The saying “clear moon, frost soon” is applicable to all regions of the Earth, because when the sky is clear, there is no insulating cloud cover to prevent frost, so during the winter, a clear moon can be a strong indicator of frost. “Halo around the moon, rain or snow soon” is a bit less reliable; the halo is caused by crystals in the sky, which may or may not develop into wet weather. You may also have heard weather proverbs about stars huddling together before poor weather; these proverbs reference the fact that when heavy cloud cover obscures much of the sky, it can look like the visible stars are clinging to each other.
A particularly colorful weather proverb is “mackerel scales and mare's tails make tall ships take in their sails.” This proverb references the appearance of the sky in advance of a major storm. The cirrus clouds which often drift in front of a low pressure system do look sort of like lumpy fish scales. Closer to home, many people believe that smoke curling downward is a sign of poor weather, and they are right, as it indicates a low pressure system.
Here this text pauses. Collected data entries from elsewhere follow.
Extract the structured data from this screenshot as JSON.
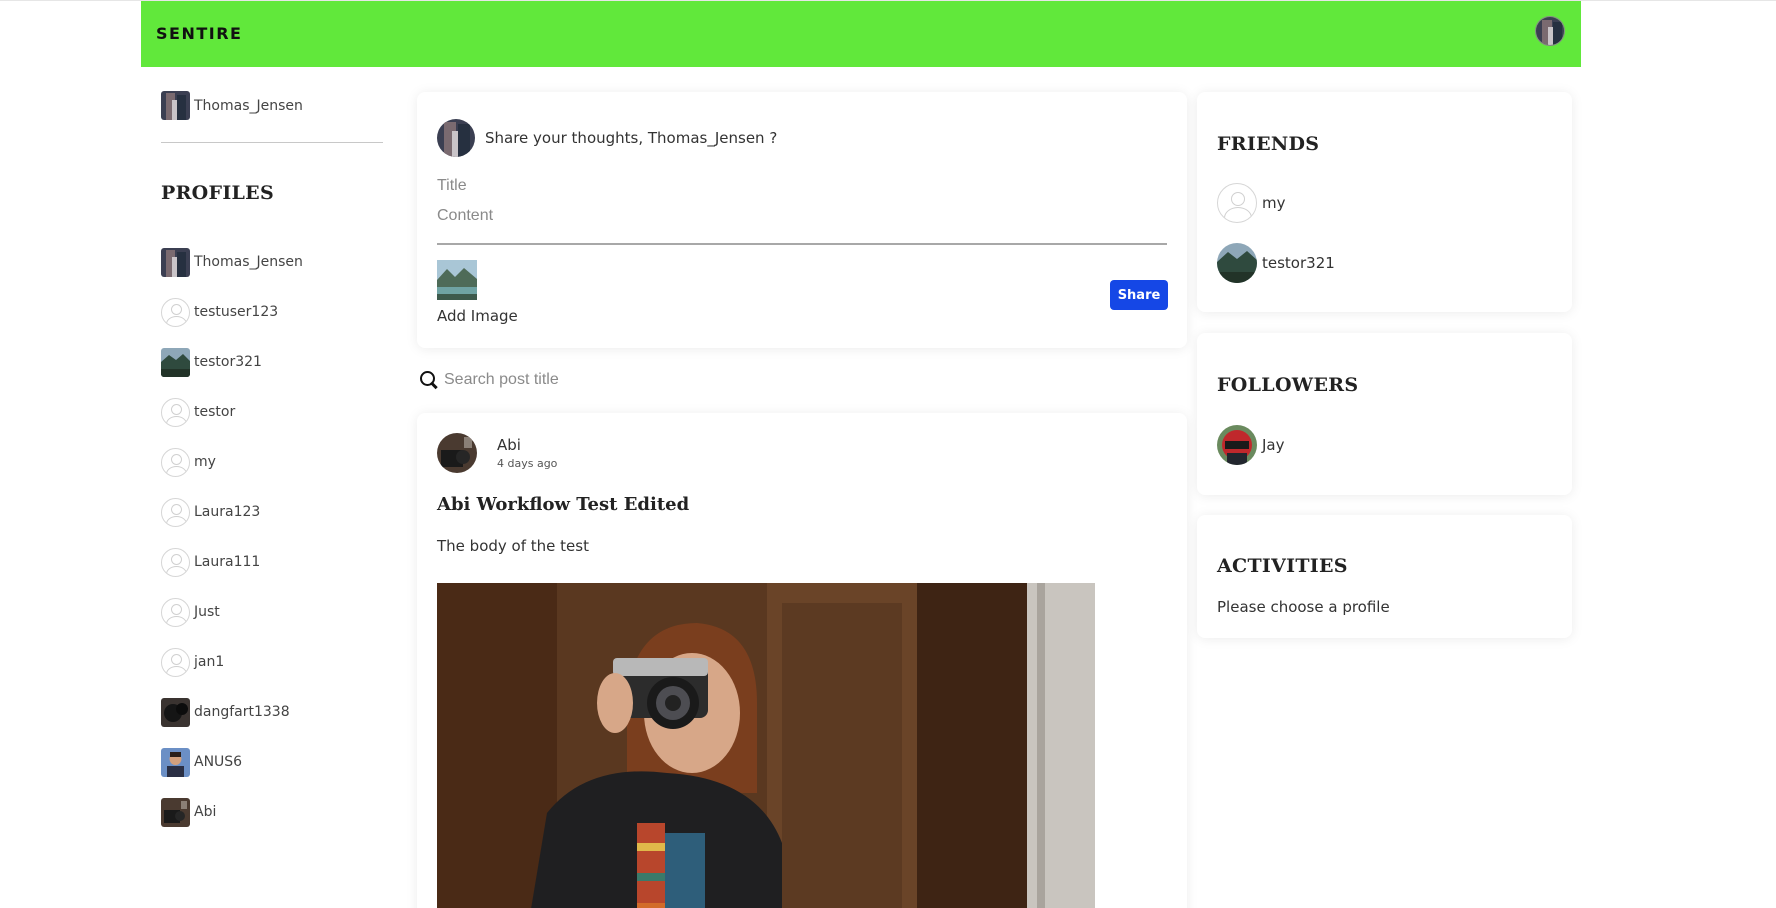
{
  "app": {
    "brand": "SENTIRE"
  },
  "current_user": {
    "name": "Thomas_Jensen"
  },
  "sidebar": {
    "profiles_title": "PROFILES",
    "profiles": [
      {
        "name": "Thomas_Jensen",
        "avatar": "photo-guitar"
      },
      {
        "name": "testuser123",
        "avatar": "default"
      },
      {
        "name": "testor321",
        "avatar": "photo-landscape"
      },
      {
        "name": "testor",
        "avatar": "default"
      },
      {
        "name": "my",
        "avatar": "default"
      },
      {
        "name": "Laura123",
        "avatar": "default"
      },
      {
        "name": "Laura111",
        "avatar": "default"
      },
      {
        "name": "Just",
        "avatar": "default"
      },
      {
        "name": "jan1",
        "avatar": "default"
      },
      {
        "name": "dangfart1338",
        "avatar": "photo-dark"
      },
      {
        "name": "ANUS6",
        "avatar": "photo-portrait"
      },
      {
        "name": "Abi",
        "avatar": "photo-abi"
      }
    ]
  },
  "composer": {
    "prompt": "Share your thoughts, Thomas_Jensen ?",
    "title_placeholder": "Title",
    "content_placeholder": "Content",
    "add_image_label": "Add Image",
    "share_label": "Share"
  },
  "search": {
    "placeholder": "Search post title"
  },
  "post": {
    "author": "Abi",
    "time": "4 days ago",
    "title": "Abi Workflow Test Edited",
    "body": "The body of the test"
  },
  "friends": {
    "title": "FRIENDS",
    "items": [
      {
        "name": "my",
        "avatar": "default"
      },
      {
        "name": "testor321",
        "avatar": "photo-landscape"
      }
    ]
  },
  "followers": {
    "title": "FOLLOWERS",
    "items": [
      {
        "name": "Jay",
        "avatar": "photo-helmet"
      }
    ]
  },
  "activities": {
    "title": "ACTIVITIES",
    "text": "Please choose a profile"
  },
  "colors": {
    "navbar": "#61e83b",
    "share_button": "#1547e6"
  }
}
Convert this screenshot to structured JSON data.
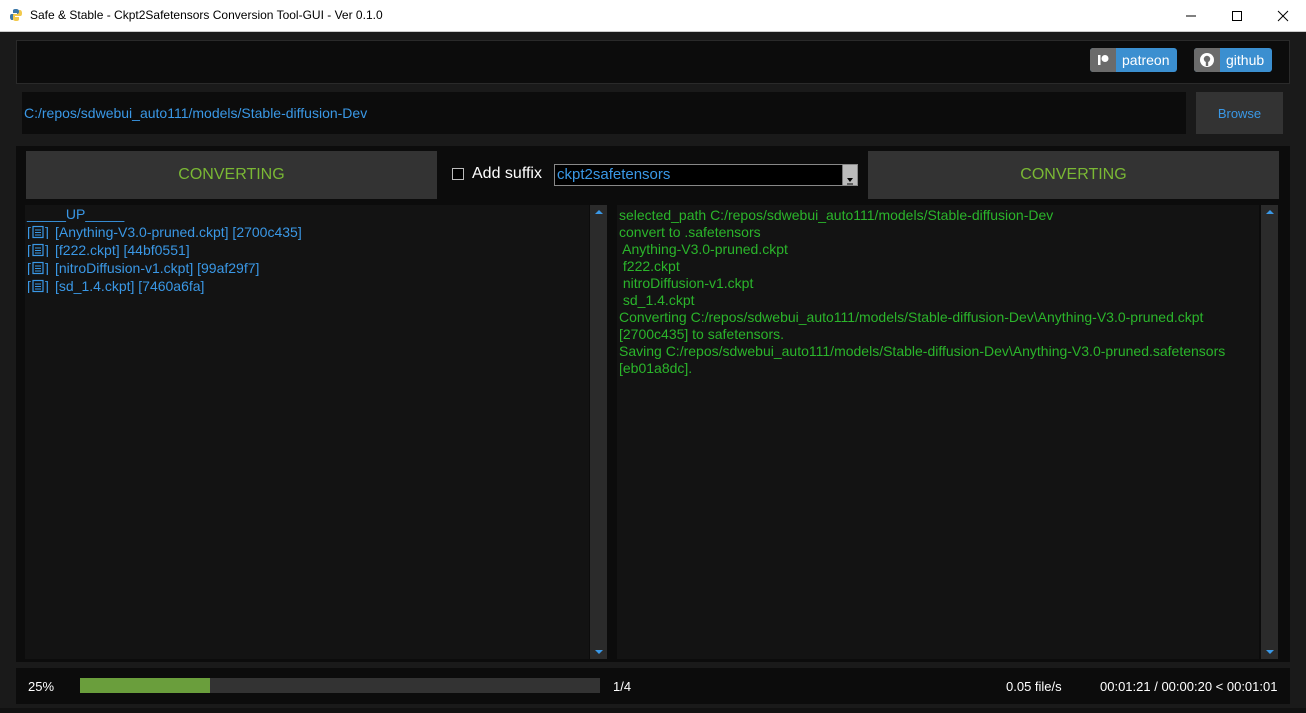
{
  "window": {
    "title": "Safe & Stable - Ckpt2Safetensors Conversion Tool-GUI - Ver 0.1.0"
  },
  "header": {
    "patreon_label": "patreon",
    "github_label": "github"
  },
  "path_bar": {
    "path": "C:/repos/sdwebui_auto111/models/Stable-diffusion-Dev",
    "browse_label": "Browse"
  },
  "controls": {
    "left_convert_label": "CONVERTING",
    "add_suffix_label": "Add suffix",
    "add_suffix_checked": false,
    "suffix_value": "ckpt2safetensors",
    "right_convert_label": "CONVERTING"
  },
  "file_list": {
    "up_item": "_____UP_____",
    "items": [
      {
        "name": "[Anything-V3.0-pruned.ckpt] [2700c435]",
        "icon": "file-icon"
      },
      {
        "name": "[f222.ckpt] [44bf0551]",
        "icon": "file-icon"
      },
      {
        "name": "[nitroDiffusion-v1.ckpt] [99af29f7]",
        "icon": "file-icon"
      },
      {
        "name": "[sd_1.4.ckpt] [7460a6fa]",
        "icon": "file-icon"
      }
    ]
  },
  "log": {
    "lines": [
      "selected_path C:/repos/sdwebui_auto111/models/Stable-diffusion-Dev",
      "convert to .safetensors",
      " Anything-V3.0-pruned.ckpt",
      " f222.ckpt",
      " nitroDiffusion-v1.ckpt",
      " sd_1.4.ckpt",
      "Converting C:/repos/sdwebui_auto111/models/Stable-diffusion-Dev\\Anything-V3.0-pruned.ckpt",
      "[2700c435] to safetensors.",
      "Saving C:/repos/sdwebui_auto111/models/Stable-diffusion-Dev\\Anything-V3.0-pruned.safetensors",
      "[eb01a8dc]."
    ]
  },
  "status": {
    "percent_label": "25%",
    "progress_fraction": 0.25,
    "count_label": "1/4",
    "rate_label": "0.05 file/s",
    "time_label": "00:01:21 / 00:00:20 < 00:01:01"
  },
  "colors": {
    "accent_blue": "#3a98e6",
    "log_green": "#2bb52b",
    "convert_green": "#7ab834",
    "progress_green": "#6a9e3c"
  }
}
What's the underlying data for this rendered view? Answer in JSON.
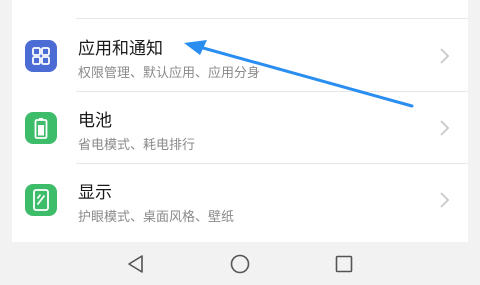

You don't have to look to the skies for weather proverbs. Many regions of the world have some variation of this proverb: “seagull, seagull, sit on the sand; when you're on shore, poor weather's at hand.” As biologists are well aware, many birds roost in advance of a storm to ensure that they stay safe and sound, so when seagulls hunch on the shore, it can be a sign of an incoming storm.
I inherited a wealth of old weather proverbs and sayings from my father, who heard them all from his father, a survivor of the dust bowl. My favorite is, “When the spider builds her silky web, expect the sun above your head.”
I’m not sure where this originates but it’s true that spiders don’t build webs when the weather is going to turn poor.
Growing up in the farm country of Wisconsin, we heard every old weather saying ever spoken. My granddad, a dairy farmer, was fond of saying, “When the cows start to huddle, expect a puddle.” That one has a basis in truth, too. Cows somehow sense the change in the air pressure before a storm and will cluster together under trees. Some say that’s so they don’t get struck by lightning (which happens to cows more often than people realize).
My grandmother had her own favorite, “Bees and smart women never get caught in the rain.” I don’t know if there’s any truth to that or not, but I’ve never seen a bee in the rain.